A book on his father's bookshelf caught the shinobi's eye; The Encyclopedia of Shinobi Weapons and Devices. He pulled it off of the shelf and opened it, only to find that the book was hollowed out with a key sitting inside of it. First he checked the night stand, only to find that it wasn't that key, so it had to be for the trunks.
"You can go home if you want," Kakashi said when he made it back up into the attic, where Kurenai had made herself a little bed out of a blanket she must've found inside a box.
"I need your help getting down the stairs. They're too steep," she answered tiredly as she pulled the chocolate brown blanket tighter around herself.

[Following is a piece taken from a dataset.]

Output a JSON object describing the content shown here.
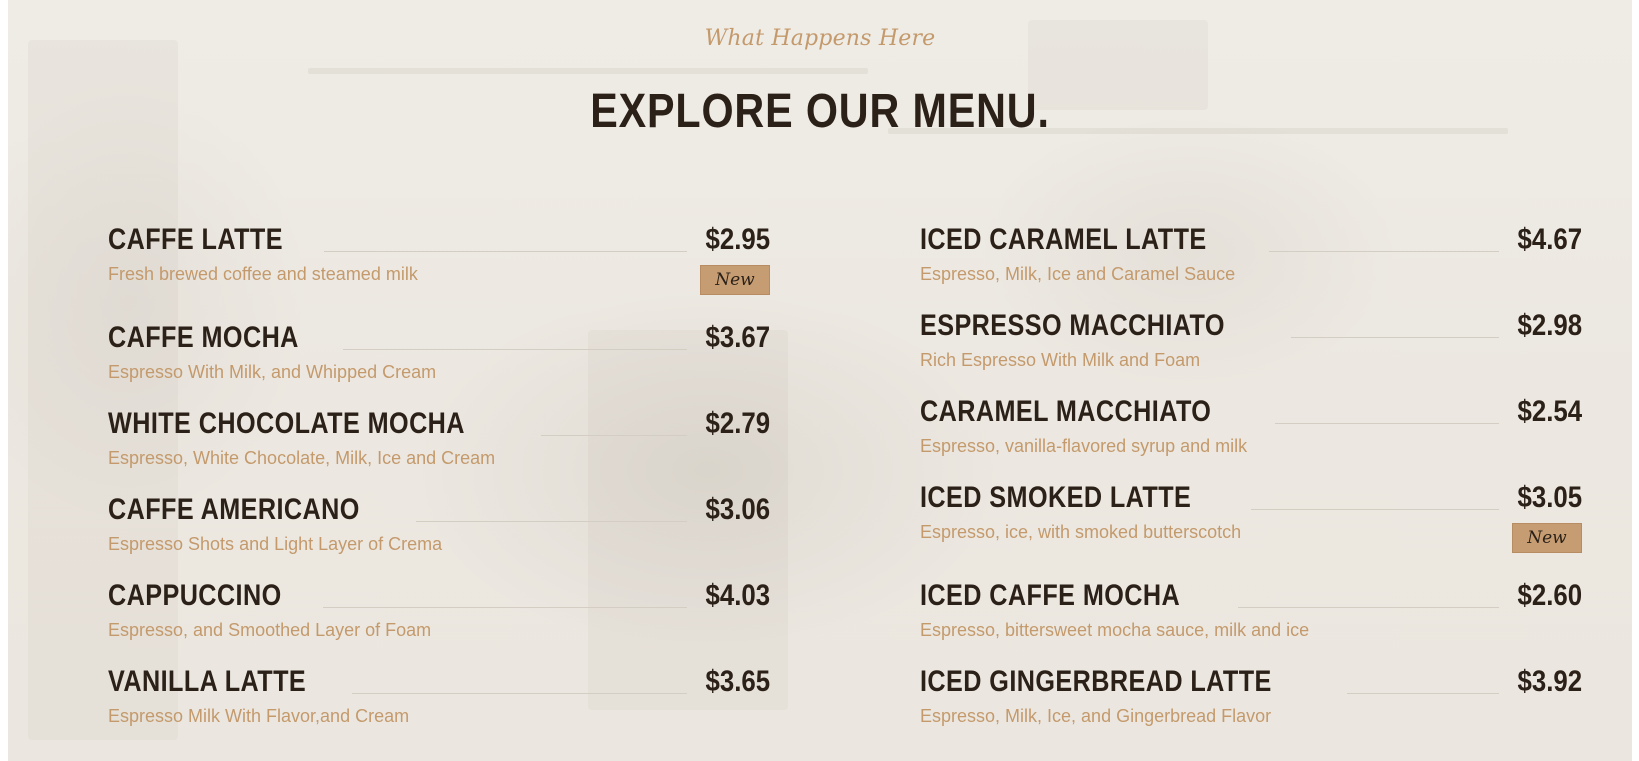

"Okay, let me just see what's inside one of these tonight, and then we can go home," Kakashi promised as he slid the cool brass key into the old lock. With much reluctance, the key turned and the trunk was unlocked. Filled with anticipation, Kakashi lifted the top of the trunk up and found a bunch of musty old books.
"Oh…" he said with disappointment as he pulled a red leather-bound book off of the top of the pile. "They're just books."
"What were you expecting? Buried treasure?" Kurenai joked as Kakashi opened the one in his hands. Rather than seeing cold printed words, he stared at cursive writing that was unfamiliar to him…
"No… these aren't books… They're journals," he said aloud as he grabbed several of them and began to flipped through them. Some of them were in the unfamiliar cursive while others were in the sloppy hand writing that he recognized, his father's… "Some of them are my father's…. which means that these other ones must be my mother's."
Kurenai lifted her head with interested and crawled over on her knees towards Kakashi.
"They must've been big into recording things," she thought aloud as she stared at the piles of books inside the trunk. "It'd take years to read all of these."
"Maybe for someone who doesn't read much," he said with a smile. "But for me, it won't even take half as long."